Ce rattrapage, combiné avec des rendements quasi inexistants sur les livrets réglementés, a provoqué un regain d’intérêt pour les placements financiers avec notamment 800 000 nouveaux boursicoteurs en 2020. Les fintechs ont aussi pu profiter de l’afflux monétaire pour se refinancer et afficher de belles performances durant cette période.

Après ces deux années euphoriques sur les marchés financiers, 2022 est un couperet, un rappel à l’ordre et la douche froide pour les fintechs. Le montant moyen des levées de fonds dans le secteur des Fintechs est passé de 32 à 20 millions de dollars entre 2021 et 2022. Moins de financement mais aussi moins de licornes, moins d'entrées en bourse et beaucoup de licenciements… 
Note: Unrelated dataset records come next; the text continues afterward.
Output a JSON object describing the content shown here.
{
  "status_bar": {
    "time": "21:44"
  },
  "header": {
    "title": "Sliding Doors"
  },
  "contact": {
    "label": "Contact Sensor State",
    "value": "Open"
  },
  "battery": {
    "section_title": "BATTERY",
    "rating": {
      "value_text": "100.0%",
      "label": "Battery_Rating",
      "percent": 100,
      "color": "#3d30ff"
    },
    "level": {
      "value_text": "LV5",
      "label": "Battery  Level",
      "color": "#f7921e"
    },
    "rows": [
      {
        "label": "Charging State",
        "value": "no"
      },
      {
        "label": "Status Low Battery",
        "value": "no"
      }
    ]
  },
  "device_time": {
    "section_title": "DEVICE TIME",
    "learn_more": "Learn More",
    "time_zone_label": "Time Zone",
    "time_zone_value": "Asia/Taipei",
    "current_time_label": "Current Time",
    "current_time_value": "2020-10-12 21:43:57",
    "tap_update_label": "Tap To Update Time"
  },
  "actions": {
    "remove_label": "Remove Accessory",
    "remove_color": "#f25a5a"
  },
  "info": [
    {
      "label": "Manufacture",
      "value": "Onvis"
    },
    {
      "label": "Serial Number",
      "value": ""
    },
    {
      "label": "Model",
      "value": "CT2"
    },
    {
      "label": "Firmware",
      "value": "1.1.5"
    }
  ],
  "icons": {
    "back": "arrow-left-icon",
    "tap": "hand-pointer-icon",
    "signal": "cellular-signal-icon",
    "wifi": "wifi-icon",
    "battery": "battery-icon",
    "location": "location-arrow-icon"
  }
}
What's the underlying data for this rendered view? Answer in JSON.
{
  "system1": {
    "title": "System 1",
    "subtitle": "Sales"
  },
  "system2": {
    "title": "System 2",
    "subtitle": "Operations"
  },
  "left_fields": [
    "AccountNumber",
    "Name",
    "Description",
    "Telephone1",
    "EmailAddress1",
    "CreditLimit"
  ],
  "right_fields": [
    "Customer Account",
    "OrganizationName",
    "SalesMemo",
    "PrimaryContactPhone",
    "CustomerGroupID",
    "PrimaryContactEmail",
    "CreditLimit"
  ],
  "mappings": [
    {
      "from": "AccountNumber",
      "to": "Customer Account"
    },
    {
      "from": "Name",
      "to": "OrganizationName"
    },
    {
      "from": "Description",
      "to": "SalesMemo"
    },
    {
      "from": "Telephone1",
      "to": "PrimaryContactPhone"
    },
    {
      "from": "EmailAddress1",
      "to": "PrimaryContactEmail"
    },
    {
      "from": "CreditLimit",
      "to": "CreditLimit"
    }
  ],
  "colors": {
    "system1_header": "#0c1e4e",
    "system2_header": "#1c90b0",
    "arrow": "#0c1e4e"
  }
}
La dégradation de la situation économique a donc rebattu les cartes. Quel sera son impact sur les fintechs d’épargne ? 

La fin d’un modèle 

Bon nombre de start-ups d’épargne sont prisonnières d’un modèle dans lequel elles ne seront pas rentables avant d’avoir, soit plusieurs centaines de millions, voire milliards d’euros sous gestion, soit des volumes de transactions très importants.. Leur principale innovation est de casser les prix avec des frais planchers (comme l’avait fait Altaprofit et Bourse Direct au début des années 2000). Elles ne réinventent rien, ou peu, et viennent surtout ajouter de la concurrence à un marché déjà sous tension.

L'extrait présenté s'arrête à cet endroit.